IEEE Vancouver Young Professionals – First Quarter in review 2018

Ana Laura Gonzalez Rios

IEEE Vancouver Young Professionals, an energetic group of talented people, kicked-off the year collaborating with the organizing committee of Think Engineering 2018, an annual networking event organized by the IEEE Student Branches at UBC, SFU and BCIT in conjunction with the UBC ECE Student Society. In preparation for this annual networking, Young Professionals, along with Women in Engineering, presented the topic How to network and approach industry representatives. With the main goal of empower undergraduates, from freshmen to seniors, Ana Laura Gonzalez Rios (IEEE Vancouver YP Chair) and Selyn Chen (IEEE Vancouver WIE Chair) shared the importance of networking and 10 essential principles, how to know themselves using metacognitive strategies, how to know and approach industry representatives, and the advantage of envisioning themselves as a company. The Affinity Groups also invited all the attendees to become IEEE YP and WIE volunteers by setting up a booth during the event.

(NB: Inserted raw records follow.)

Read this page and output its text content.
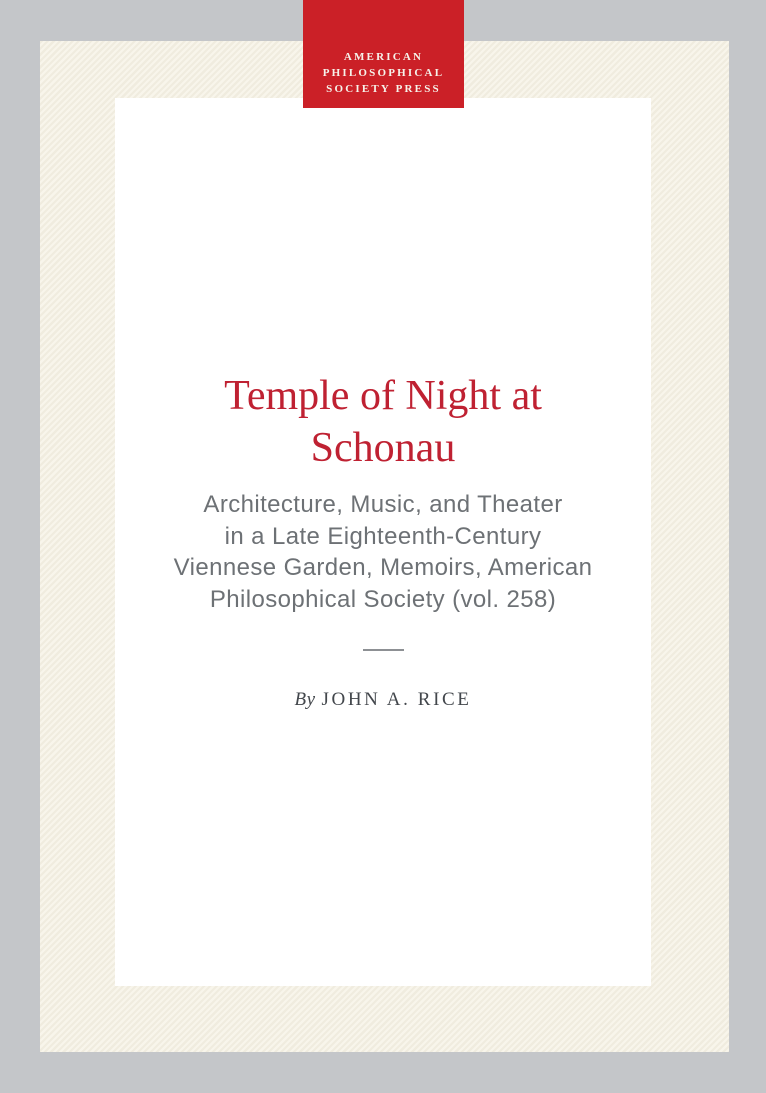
Temple of Night at
Schonau
Architecture, Music, and Theater
in a Late Eighteenth-Century
Viennese Garden, Memoirs, American
Philosophical Society (vol. 258)
By JOHN A. RICE
AMERICAN
PHILOSOPHICAL
SOCIETY PRESS
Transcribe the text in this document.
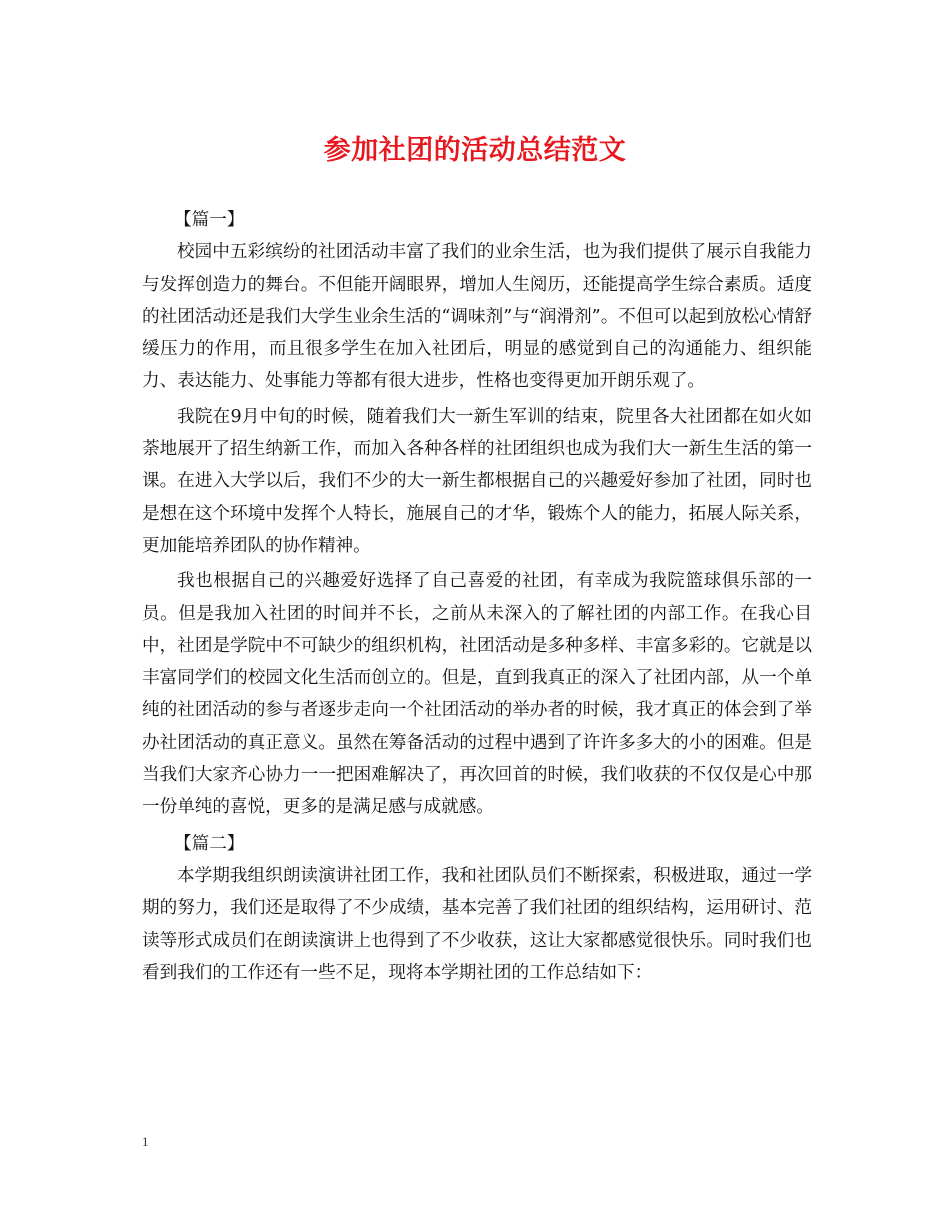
参加社团的活动总结范文
【篇一】

校园中五彩缤纷的社团活动丰富了我们的业余生活，也为我们提供了展示自我能力与发挥创造力的舞台。不但能开阔眼界，增加人生阅历，还能提高学生综合素质。适度的社团活动还是我们大学生业余生活的“调味剂”与“润滑剂”。不但可以起到放松心情舒缓压力的作用，而且很多学生在加入社团后，明显的感觉到自己的沟通能力、组织能力、表达能力、处事能力等都有很大进步，性格也变得更加开朗乐观了。

我院在9月中旬的时候，随着我们大一新生军训的结束，院里各大社团都在如火如荼地展开了招生纳新工作，而加入各种各样的社团组织也成为我们大一新生生活的第一课。在进入大学以后，我们不少的大一新生都根据自己的兴趣爱好参加了社团，同时也是想在这个环境中发挥个人特长，施展自己的才华，锻炼个人的能力，拓展人际关系，更加能培养团队的协作精神。

我也根据自己的兴趣爱好选择了自己喜爱的社团，有幸成为我院篮球俱乐部的一员。但是我加入社团的时间并不长，之前从未深入的了解社团的内部工作。在我心目中，社团是学院中不可缺少的组织机构，社团活动是多种多样、丰富多彩的。它就是以丰富同学们的校园文化生活而创立的。但是，直到我真正的深入了社团内部，从一个单纯的社团活动的参与者逐步走向一个社团活动的举办者的时候，我才真正的体会到了举办社团活动的真正意义。虽然在筹备活动的过程中遇到了许许多多大的小的困难。但是当我们大家齐心协力一一把困难解决了，再次回首的时候，我们收获的不仅仅是心中那一份单纯的喜悦，更多的是满足感与成就感。

【篇二】

本学期我组织朗读演讲社团工作，我和社团队员们不断探索，积极进取，通过一学期的努力，我们还是取得了不少成绩，基本完善了我们社团的组织结构，运用研讨、范读等形式成员们在朗读演讲上也得到了不少收获，这让大家都感觉很快乐。同时我们也看到我们的工作还有一些不足，现将本学期社团的工作总结如下：

1
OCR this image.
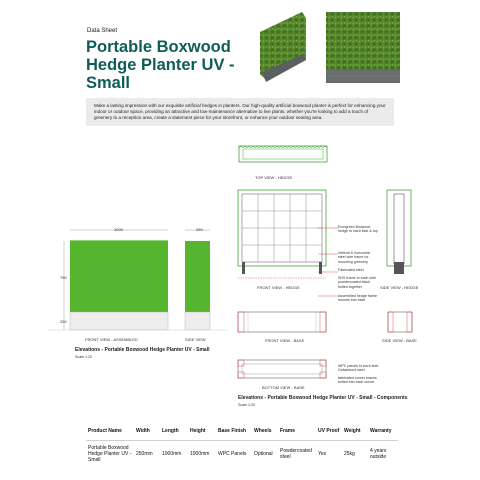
Data Sheet
Portable Boxwood
Hedge Planter UV -
Small
Make a lasting impression with our exquisite artificial hedges in planters. Our high-quality artificial boxwood planter is perfect for enhancing your indoor or outdoor space, providing an attractive and low-maintenance alternative to live plants, whether you're looking to add a touch of greenery to a reception area, create a statement piece for your storefront, or enhance your outdoor seating area.
TOP VIEW - HEDGE
FRONT VIEW - HEDGE	SIDE VIEW - HEDGE
Evergreen Boxwood hedge to each side & top
Vertical & horizontal steel wire frame for mounting greenery
Fabricated steel
SHS frame to each side powdercoated black bolted together
Assembled hedge frame mounts into base
1000	250
750
250
FRONT VIEW - ASSEMBLED	SIDE VIEW
Elevations - Portable Boxwood Hedge Planter UV - Small
Scale 1:20
FRONT VIEW - BASE	SIDE VIEW - BASE
WPC panels to each side Galvanised steel
fabricated corner braces bolted into each corner
BOTTOM VIEW - BASE
Elevations - Portable Boxwood Hedge Planter UV - Small - Components
Scale 1:20
Product Name	Width	Length	Height	Base Finish	Wheels	Frame	UV Proof	Weight	Warranty
Portable Boxwood Hedge Planter UV - Small	250mm	1000mm	1000mm	WPC Panels	Optional	Powdercoated steel	Yes	25kg	4 years outside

Think Engineering Workshop on Networking. Organizers: Abigail Climacosa and Nicole Cheang. IEEE Speakers: Ana L. Gonzalez and Selyn Chen

Towards the end of January, Young Professionals partnered with SNC Lavalin to organize a meaningful workshop about Discrimination in the Workplace. During this workshop, a study case was presented, and a panel of 5 HR experts and leading female engineers commented on the actions and initiatives developed by companies to decrease the discrimination in the workplace, especially that affecting gender inclusion. Led by Sean Garrity (IEEE Vancouver Past-Chair), this workshop provided relevant insights on the importance of creating strong corporate policies to alleviate discrimination at different corporate levels, as well as the relevance of ingraining confidence, respect, and tolerance among the new generations.

Discrimination in the Workplace Workshop. Moderator: Sean Garrity. Panelists: Andrea Casson, Roopa Somayji, Karen Lewis, Yasamin Houshmand, and Andrea Arduini

In an effort to bring IEEE and local industry closer, Young Professionals co-hosted the annual IEEE YP-WIE Networking event at Sierra Wireless on March 6th. During this event, over 20 attendees had the opportunity to learn more about this Vancouver-born, IoT pioneer company. From its presence worldwide, and different fields and applications that are taking advantage of its developments, to its corporate culture, the audience was able to better know this prominent wireless designer and manufacturer that is “… empowering business and industries to transform and thrive in the connected economy.” The networking event closed with a tour to the facility, showcasing its research and test laboratories, office spaces, and support center to the attendance.

IEEE YP-WIE Annual Networking @ Sierra Wireless. Speakers: Stefan Hockley, Ana L. Gonzalez, Selyn Chen, and Leanne Jhonson

In addition to these networking, community building, and professional development events, Young Professionals co-hosted the first workshop of the Blockchain Series on March 15th alongside Women in Engineering and the IEEE Special Interest Group on Blockchain. With the content designed by Chelsea Palmer, this was an introductory workshop to the blockchain computing platform and operating system, Ethereum, and the cryptocurrency Bitcoin. At the end of the event, Chelsea Palmer presented the IEEE Blockchain initiative, she also explained its relevance and impact in this world’s leading software platform for digital assets.

Blockchain Series Workshop #1. From top to bottom: Taylor Singleton-Fookes, Alex Salkeld, Chelsea Palmer, IEEE Region 7 Committee

All in all, IEEE Vancouver Young Professionals had developed and is continuously planning impact events to achieve its mandate of “helping young professionals evaluate their career goals, polish their professional image, and create the building blocks of a lifelong and diverse professional network,” being the 2018 Pacific Northwestern (PNW) YP Conference its biggest event. On August 4th, this will be the 2nd annual cross-section event between Portland, Seattle, Vancouver and Victoria Sections, which final purpose is “to expand borders for PNW Young Professionals and foster growth with relevant activities and discussions to Inspire, Enable, Empower, and Engage YPs.”